278 F.3d 175, 202 (3d Cir.2002) (J. Rosenn, dissenting with respect to the imposition of sanctions upon the objector’s counsel). Denying fees to a pro se attorney objector, however, does not deter objectors from obtaining counsel to independently evaluate the merits of a settlement and to pursue meritorious objections. Moreover, there are several advantages to a rule that encourages counseled objections in the context of a securities fraud class action or a derivative suit. First, it guarantees that all shareholders, regardless of their status, are treated equally. Second, it ensures that pro se attorney objectors are treated the same as other pro se attorney litigants who are not entitled to an award of fees for their personal services in civil actions *663which directly involve their interests. Third, a rule encouraging counseled objections discourages the unnecessary involvement of shareholder attorneys who may be tempted to advance garden variety objections because of the prospect of an award of attorney fees for their personal service. See Greenough, 105 U.S. at 537-38, 15 Otto 527 (observing that an award for personal services may be “too great a temptation to parties to intermeddle” in affairs in which they had “only the interest of creditors and that perhaps only to a small amount”).
For the above reasons, this 16th day of August 2002, it is hereby
ORDERED AND DIRECTED that the motion of objector for attorney’s fees, dkt. no. 376, is DENIED as moot in light of the Stipulation, and the Stipulation for Attorney’s Fees, dkt. no. 379, in the amount of $95,000 is DENIED. It is further ORDERED that the motion for objector’s expenses, dkt. no. 376, is GRANTED and CBS Corporation shall reimburse objector William C. Rand the amount of $672.59.
. I am presuming that the reader is familiar with the facts and procedural history of both this derivative action and the securities fraud class action. For that reason, I have not reiterated them here. The facts and procedural history of the derivative action are discussed to an extent in Zucker v. Westinghouse Elec. Corp., 265 F.3d 171, 174 (3d Cir.2001), which concerns the settlement of the derivative action, and particularly the award of attorneys' fees to plaintiff's counsel.
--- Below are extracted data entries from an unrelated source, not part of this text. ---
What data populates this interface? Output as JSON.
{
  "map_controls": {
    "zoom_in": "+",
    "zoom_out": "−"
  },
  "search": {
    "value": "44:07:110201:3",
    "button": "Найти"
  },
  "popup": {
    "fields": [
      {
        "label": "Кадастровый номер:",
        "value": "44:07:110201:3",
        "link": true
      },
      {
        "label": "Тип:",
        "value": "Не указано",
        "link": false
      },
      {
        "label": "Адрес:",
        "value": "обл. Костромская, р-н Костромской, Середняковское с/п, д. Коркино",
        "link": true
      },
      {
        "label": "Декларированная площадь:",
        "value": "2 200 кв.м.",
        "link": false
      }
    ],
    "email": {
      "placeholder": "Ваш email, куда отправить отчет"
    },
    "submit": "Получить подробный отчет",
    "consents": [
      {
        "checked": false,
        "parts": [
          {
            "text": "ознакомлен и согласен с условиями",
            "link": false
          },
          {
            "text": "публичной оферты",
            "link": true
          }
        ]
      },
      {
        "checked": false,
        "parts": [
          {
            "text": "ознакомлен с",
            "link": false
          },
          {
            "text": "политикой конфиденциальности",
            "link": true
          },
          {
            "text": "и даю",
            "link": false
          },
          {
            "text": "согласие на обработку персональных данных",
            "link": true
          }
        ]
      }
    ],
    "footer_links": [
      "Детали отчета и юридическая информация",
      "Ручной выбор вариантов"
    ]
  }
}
The facts and procedural history of the securities fraud class action are set forth in In re Westinghouse Securities Litigation, 90 F.3d 696 (3d Cir.1996).
. The conclusion in White that an objector is also entitled to an allowance for attorneys' fees and expenses was recently embraced by the Third Circuit in In re Cendant Corp. PRIDES Litigation, 243 F.3d 722, 743 (3d Cir.2001) (concluding that attorneys' fees were appropriate for objector, represented by counsel, that successfully appealed attorneys’ fee award for class counsel).
. Section 1988(b) provides, in relevant part, that "the court, in its discretion, may allow the prevailing party ... a reasonable attorney’s fee as part of the costs.” 42 U.S.C. § 1988(b).
. The pro se attorney objector .was William C. Rand. His motion for fees was denied principally because it was untimely, having been filed almost a year after judgment was entered. Id. at 171. On appeal, the Second Circuit agreed that the motion for fees was untimely and stated that it had "considered all of Rand’s contentions on this appeal and have found in them no basis for reversal.” In re Texaco Inc. Shareholder Derivative Litigation, 2002 WL 126225 at*1.
. Rand's request for his expenses shall be granted consistent with Greenough, 105 U.S. at 537, 15 Otto 527.